Non-Resident Indians can also avail the deductions of home loan U/s 80C as well as the deduction of interest on home loan U/s 24 of the IT Act.
Income from Business and Profession:
Where an NRI earned any income from a business or profession having a setup in India or controlled from India shall also become taxable in India. So, if the NRI is getting some income via any business or profession in India, the same shall be taxed in his hands in India.
Capital Gains:
Any Capital gains (long term or short term) arising from a transfer of the capital asset in India shall be liable to Income Tax.
However, non-residents can avail a special provision related to income earned from investment. If the non-resident invests his money in India in certain specified investments, then the income earned from such shall be taxed at 20%.
These specified investments are:
- Central Government Securities.
- Debentures by public listed companies (not private companies).

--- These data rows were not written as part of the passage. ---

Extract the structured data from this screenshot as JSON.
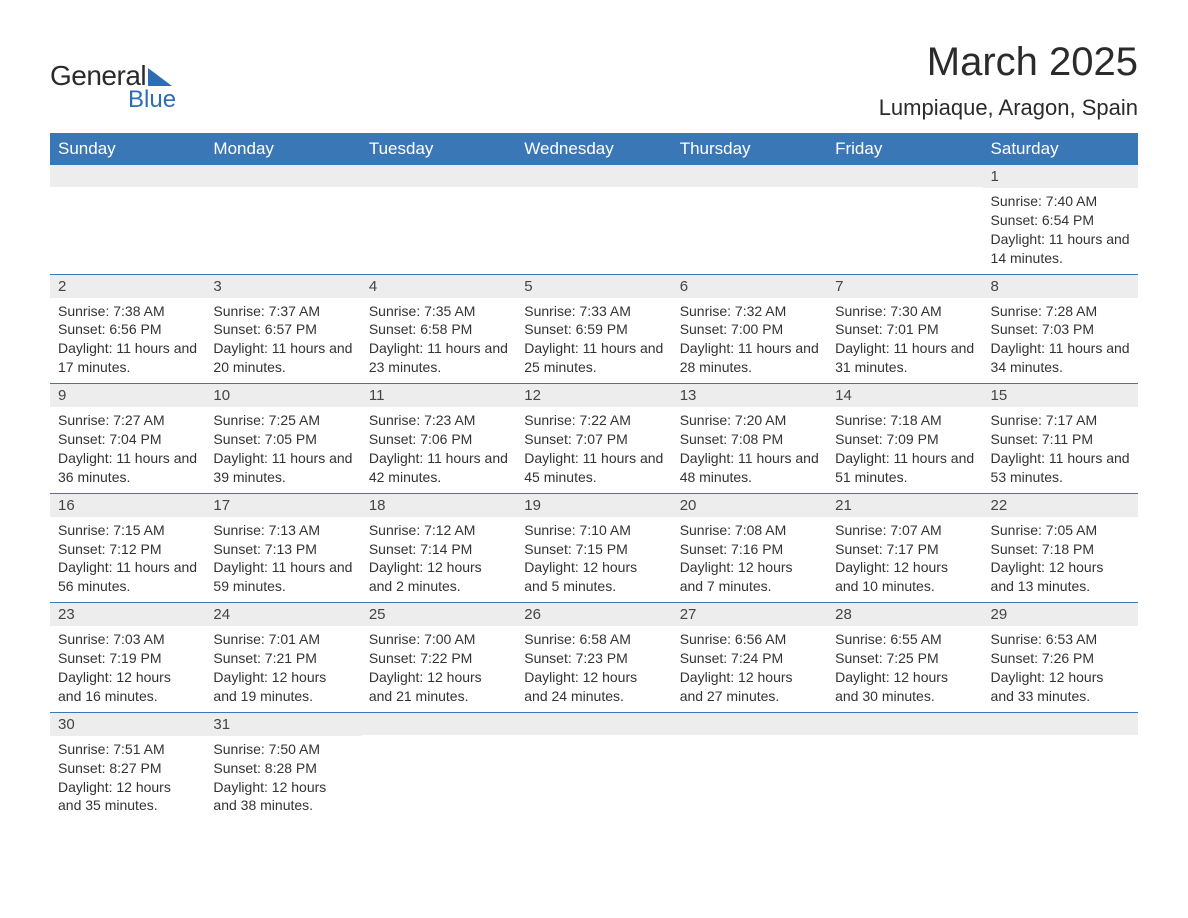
{
  "brand": {
    "general": "General",
    "blue": "Blue"
  },
  "header": {
    "month_title": "March 2025",
    "location": "Lumpiaque, Aragon, Spain"
  },
  "colors": {
    "header_bg": "#3a77b7",
    "header_text": "#ffffff",
    "day_number_bg": "#ededed",
    "border": "#3a77b7",
    "logo_blue": "#2e6db5",
    "text": "#333333"
  },
  "weekdays": [
    "Sunday",
    "Monday",
    "Tuesday",
    "Wednesday",
    "Thursday",
    "Friday",
    "Saturday"
  ],
  "weeks": [
    [
      {
        "empty": true
      },
      {
        "empty": true
      },
      {
        "empty": true
      },
      {
        "empty": true
      },
      {
        "empty": true
      },
      {
        "empty": true
      },
      {
        "day": "1",
        "sunrise": "Sunrise: 7:40 AM",
        "sunset": "Sunset: 6:54 PM",
        "daylight": "Daylight: 11 hours and 14 minutes."
      }
    ],
    [
      {
        "day": "2",
        "sunrise": "Sunrise: 7:38 AM",
        "sunset": "Sunset: 6:56 PM",
        "daylight": "Daylight: 11 hours and 17 minutes."
      },
      {
        "day": "3",
        "sunrise": "Sunrise: 7:37 AM",
        "sunset": "Sunset: 6:57 PM",
        "daylight": "Daylight: 11 hours and 20 minutes."
      },
      {
        "day": "4",
        "sunrise": "Sunrise: 7:35 AM",
        "sunset": "Sunset: 6:58 PM",
        "daylight": "Daylight: 11 hours and 23 minutes."
      },
      {
        "day": "5",
        "sunrise": "Sunrise: 7:33 AM",
        "sunset": "Sunset: 6:59 PM",
        "daylight": "Daylight: 11 hours and 25 minutes."
      },
      {
        "day": "6",
        "sunrise": "Sunrise: 7:32 AM",
        "sunset": "Sunset: 7:00 PM",
        "daylight": "Daylight: 11 hours and 28 minutes."
      },
      {
        "day": "7",
        "sunrise": "Sunrise: 7:30 AM",
        "sunset": "Sunset: 7:01 PM",
        "daylight": "Daylight: 11 hours and 31 minutes."
      },
      {
        "day": "8",
        "sunrise": "Sunrise: 7:28 AM",
        "sunset": "Sunset: 7:03 PM",
        "daylight": "Daylight: 11 hours and 34 minutes."
      }
    ],
    [
      {
        "day": "9",
        "sunrise": "Sunrise: 7:27 AM",
        "sunset": "Sunset: 7:04 PM",
        "daylight": "Daylight: 11 hours and 36 minutes."
      },
      {
        "day": "10",
        "sunrise": "Sunrise: 7:25 AM",
        "sunset": "Sunset: 7:05 PM",
        "daylight": "Daylight: 11 hours and 39 minutes."
      },
      {
        "day": "11",
        "sunrise": "Sunrise: 7:23 AM",
        "sunset": "Sunset: 7:06 PM",
        "daylight": "Daylight: 11 hours and 42 minutes."
      },
      {
        "day": "12",
        "sunrise": "Sunrise: 7:22 AM",
        "sunset": "Sunset: 7:07 PM",
        "daylight": "Daylight: 11 hours and 45 minutes."
      },
      {
        "day": "13",
        "sunrise": "Sunrise: 7:20 AM",
        "sunset": "Sunset: 7:08 PM",
        "daylight": "Daylight: 11 hours and 48 minutes."
      },
      {
        "day": "14",
        "sunrise": "Sunrise: 7:18 AM",
        "sunset": "Sunset: 7:09 PM",
        "daylight": "Daylight: 11 hours and 51 minutes."
      },
      {
        "day": "15",
        "sunrise": "Sunrise: 7:17 AM",
        "sunset": "Sunset: 7:11 PM",
        "daylight": "Daylight: 11 hours and 53 minutes."
      }
    ],
    [
      {
        "day": "16",
        "sunrise": "Sunrise: 7:15 AM",
        "sunset": "Sunset: 7:12 PM",
        "daylight": "Daylight: 11 hours and 56 minutes."
      },
      {
        "day": "17",
        "sunrise": "Sunrise: 7:13 AM",
        "sunset": "Sunset: 7:13 PM",
        "daylight": "Daylight: 11 hours and 59 minutes."
      },
      {
        "day": "18",
        "sunrise": "Sunrise: 7:12 AM",
        "sunset": "Sunset: 7:14 PM",
        "daylight": "Daylight: 12 hours and 2 minutes."
      },
      {
        "day": "19",
        "sunrise": "Sunrise: 7:10 AM",
        "sunset": "Sunset: 7:15 PM",
        "daylight": "Daylight: 12 hours and 5 minutes."
      },
      {
        "day": "20",
        "sunrise": "Sunrise: 7:08 AM",
        "sunset": "Sunset: 7:16 PM",
        "daylight": "Daylight: 12 hours and 7 minutes."
      },
      {
        "day": "21",
        "sunrise": "Sunrise: 7:07 AM",
        "sunset": "Sunset: 7:17 PM",
        "daylight": "Daylight: 12 hours and 10 minutes."
      },
      {
        "day": "22",
        "sunrise": "Sunrise: 7:05 AM",
        "sunset": "Sunset: 7:18 PM",
        "daylight": "Daylight: 12 hours and 13 minutes."
      }
    ],
    [
      {
        "day": "23",
        "sunrise": "Sunrise: 7:03 AM",
        "sunset": "Sunset: 7:19 PM",
        "daylight": "Daylight: 12 hours and 16 minutes."
      },
      {
        "day": "24",
        "sunrise": "Sunrise: 7:01 AM",
        "sunset": "Sunset: 7:21 PM",
        "daylight": "Daylight: 12 hours and 19 minutes."
      },
      {
        "day": "25",
        "sunrise": "Sunrise: 7:00 AM",
        "sunset": "Sunset: 7:22 PM",
        "daylight": "Daylight: 12 hours and 21 minutes."
      },
      {
        "day": "26",
        "sunrise": "Sunrise: 6:58 AM",
        "sunset": "Sunset: 7:23 PM",
        "daylight": "Daylight: 12 hours and 24 minutes."
      },
      {
        "day": "27",
        "sunrise": "Sunrise: 6:56 AM",
        "sunset": "Sunset: 7:24 PM",
        "daylight": "Daylight: 12 hours and 27 minutes."
      },
      {
        "day": "28",
        "sunrise": "Sunrise: 6:55 AM",
        "sunset": "Sunset: 7:25 PM",
        "daylight": "Daylight: 12 hours and 30 minutes."
      },
      {
        "day": "29",
        "sunrise": "Sunrise: 6:53 AM",
        "sunset": "Sunset: 7:26 PM",
        "daylight": "Daylight: 12 hours and 33 minutes."
      }
    ],
    [
      {
        "day": "30",
        "sunrise": "Sunrise: 7:51 AM",
        "sunset": "Sunset: 8:27 PM",
        "daylight": "Daylight: 12 hours and 35 minutes."
      },
      {
        "day": "31",
        "sunrise": "Sunrise: 7:50 AM",
        "sunset": "Sunset: 8:28 PM",
        "daylight": "Daylight: 12 hours and 38 minutes."
      },
      {
        "empty": true
      },
      {
        "empty": true
      },
      {
        "empty": true
      },
      {
        "empty": true
      },
      {
        "empty": true
      }
    ]
  ]
}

- Shares in Indian companies.
- Deposits with banks and public companies.
So, if a Non-Resident Indian has income only from the investments mentioned above and Tax on such income (TDS) has been deducted accordingly, Non-Resident is not required to file the ITR in such a case. In case NRI want to claim the refund of tax, he/she will anyways need to file their ITR.
Income from other sources:
Interest earned on Indian Saving bank account and Fixed deposits during the year, shall be taxable in India. However, interest earned in NRE Account and FCNR Account is exempt from tax.